If you would have asked me how I was yesterday, I would have easily said, not great. Monday and Tuesday were tough. Dealing with the start of probating Tom’s estate has had me crying. Thinking how cruel it is that part of this administrative process is removing Tom from accounts. Erasing him from life. In these moments, I am left wishing I could touch and kiss Tom just one more time. Ask him for much need advice and often thinking to myself, “how is this my life”?

Then there are moments when If you were to ask me how I am doing, like today, I would say, not bad. I woke up with a gift waiting for me. One where the beauty of grief shows itself if you are open to it. It was this gift that elevated my mood and allowed me to do some advocacy to help others.

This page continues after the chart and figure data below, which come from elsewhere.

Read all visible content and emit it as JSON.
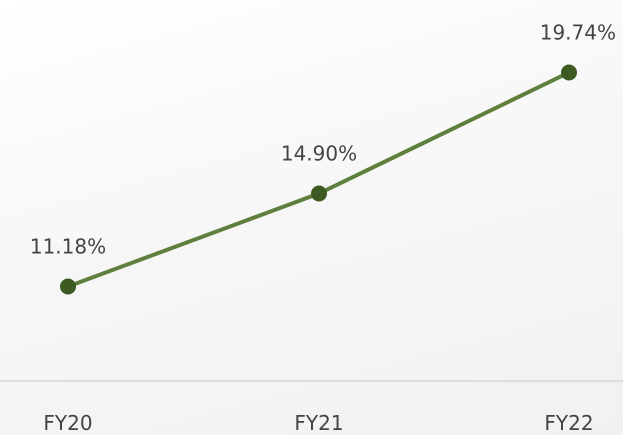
{
  "chart_data": {
    "type": "line",
    "categories": [
      "FY20",
      "FY21",
      "FY22"
    ],
    "series": [
      {
        "values": [
          11.18,
          14.9,
          19.74
        ],
        "labels": [
          "11.18%",
          "14.90%",
          "19.74%"
        ]
      }
    ],
    "unit": "%",
    "ylim": [
      0,
      25
    ],
    "grid": false,
    "legend": "none",
    "colors": {
      "line": "#5f7f3c",
      "marker": "#3d5a22",
      "axis": "#d6d6d6",
      "text": "#444444"
    }
  }
}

So what was the gift? It was pictures and a draft version of a video. I hired a videographer to capture Tom’s Celebration of Life. I knew that I would not have the capacity to remember the day, and honestly, I wanted to remember. So this morning, through tears I looked at every picture and watched the video. As I watched, I was struck with how beautiful it all was. The people that showed up to show their love respect to our family was beautiful. The tribute to Tom regarding his state and military service, beautiful. The love Tom and I had for each other and for our son was front and center in those pictures and that video, and it was just beautiful to see through someone else’s eyes.

The timing of being sent those pictures and that video, was a divine gift. I was reminded that in the middle of my suffering, the beauty of love was there and death cannot erase that love…but the banks and the government…that’s another story!

In true Tom fashion, he would have said he was not worthy of such an outpouring of love, that he was just a man living the hand fate had dealt, and at the same time he would have had a smile on his face and that amazing twinkle in those beautiful green eyes amazed at that outpouring of love.

I will share the video once it is finalized.